Most organizations navigate this by simply removing activities that raise questions. They don’t know how to unpack the impact while still moving fast so they cut it, leaving the learner experience less engaging. How can you be inclusive without falling into the unbearable “beige zone” of learning design where no one is challenged? Can you have both a sense of surprise and playfulness and create an equitable space that gives everybody a fair shot at participating?
Short answer: Yes!
Longer answer: It takes work!
The good news: This session will give you a head start with great practices you can apply right now. Designed and facilitated by a DEI practitioner and an improv comedian, this session pushes the boundaries of learning design to give you new insight and unexpected techniques you can use in your next design process. The instructors draw from decades of experience (and a few key missteps) in cultivating equitable spaces to help you open your mind to other perspectives and get more creative in your approach. Along the way, you’ll practice the very techniques that are being discussed to build self-awareness and get inspired about ways you can push learning boundaries while understanding and respecting personal boundaries in the experiential learning you create.

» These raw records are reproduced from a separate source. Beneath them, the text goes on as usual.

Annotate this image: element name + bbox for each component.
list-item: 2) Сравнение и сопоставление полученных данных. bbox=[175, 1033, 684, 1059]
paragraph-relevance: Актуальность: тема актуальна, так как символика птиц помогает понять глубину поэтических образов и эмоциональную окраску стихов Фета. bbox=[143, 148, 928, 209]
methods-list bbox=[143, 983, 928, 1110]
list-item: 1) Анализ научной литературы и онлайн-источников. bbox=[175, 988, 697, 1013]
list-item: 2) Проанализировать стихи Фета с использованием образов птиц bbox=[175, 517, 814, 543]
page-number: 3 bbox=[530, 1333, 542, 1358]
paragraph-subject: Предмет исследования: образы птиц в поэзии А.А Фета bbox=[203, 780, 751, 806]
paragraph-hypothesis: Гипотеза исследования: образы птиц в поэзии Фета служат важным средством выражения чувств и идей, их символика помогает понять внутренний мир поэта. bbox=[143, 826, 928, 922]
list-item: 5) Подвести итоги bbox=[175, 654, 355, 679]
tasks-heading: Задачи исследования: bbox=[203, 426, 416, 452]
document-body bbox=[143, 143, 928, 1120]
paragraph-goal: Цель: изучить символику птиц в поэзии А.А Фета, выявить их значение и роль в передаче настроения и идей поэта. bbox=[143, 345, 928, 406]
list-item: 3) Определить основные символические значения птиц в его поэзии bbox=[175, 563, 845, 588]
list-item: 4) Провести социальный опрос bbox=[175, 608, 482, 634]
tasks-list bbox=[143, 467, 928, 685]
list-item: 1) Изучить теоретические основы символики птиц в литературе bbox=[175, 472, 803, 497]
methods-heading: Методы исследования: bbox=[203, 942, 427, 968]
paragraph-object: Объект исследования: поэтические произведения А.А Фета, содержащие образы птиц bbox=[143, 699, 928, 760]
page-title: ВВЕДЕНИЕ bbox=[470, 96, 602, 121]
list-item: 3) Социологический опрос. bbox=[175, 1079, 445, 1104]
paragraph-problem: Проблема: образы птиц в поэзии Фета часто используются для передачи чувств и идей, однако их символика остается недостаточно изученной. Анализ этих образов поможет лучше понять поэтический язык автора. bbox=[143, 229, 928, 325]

In this session, you will learn how to:
- Build a multi-partial perspective to raise awareness of how activities may fall on different identities
- Use your pilot process to gather feedback and insight on how you can reduce barriers for participation
- Get more creative and thoughtful in how you design activities while still moving fast and staying experimental
- Employ small tweaks that make a big difference for making experiential learning more equitable
- Build self-awareness around identity and assumptions
- Gather feedback beyond your typical channels

Jason Ball
Facilitator
Fairplay Communications
Jason Ball is an organizational development leader with a focused training in multi-partiality as a facilitator. He helps companies thrive during periods of change. Jason is passionate about teaching people how to communicate and work together better, and he has developed training programs using the ADDIE/Agile method. Jason holds certification as an Insights Discovery Licensed Practitioner, in Culture Change, Situational Leadership II Training for Trainers, and is a Kirkpatrick Certified Professional — Bronze Level. He has delivered D&I and leadership training for Fortune 100 companies, federal government agencies, and nonprofit organizations.

Andrew Eninger
Co-founder
Fairplay Communications
Andy Eninger, a co-founder of Fairplay Communications, has helped hundreds of corporations develop their employees on topics including sales enablement, fast feedback, inclusion, and executive presence. He uses his background in consumer research and brand ideation, sketch comedy and improvisation, writing, diversity and inclusion, and learning design to create innovative experiential learning programs that forward his secret agenda of making the world a more connected, creative, and compassionate place to work. He continues to perform, write, and improvise in his hometown of Los Angeles.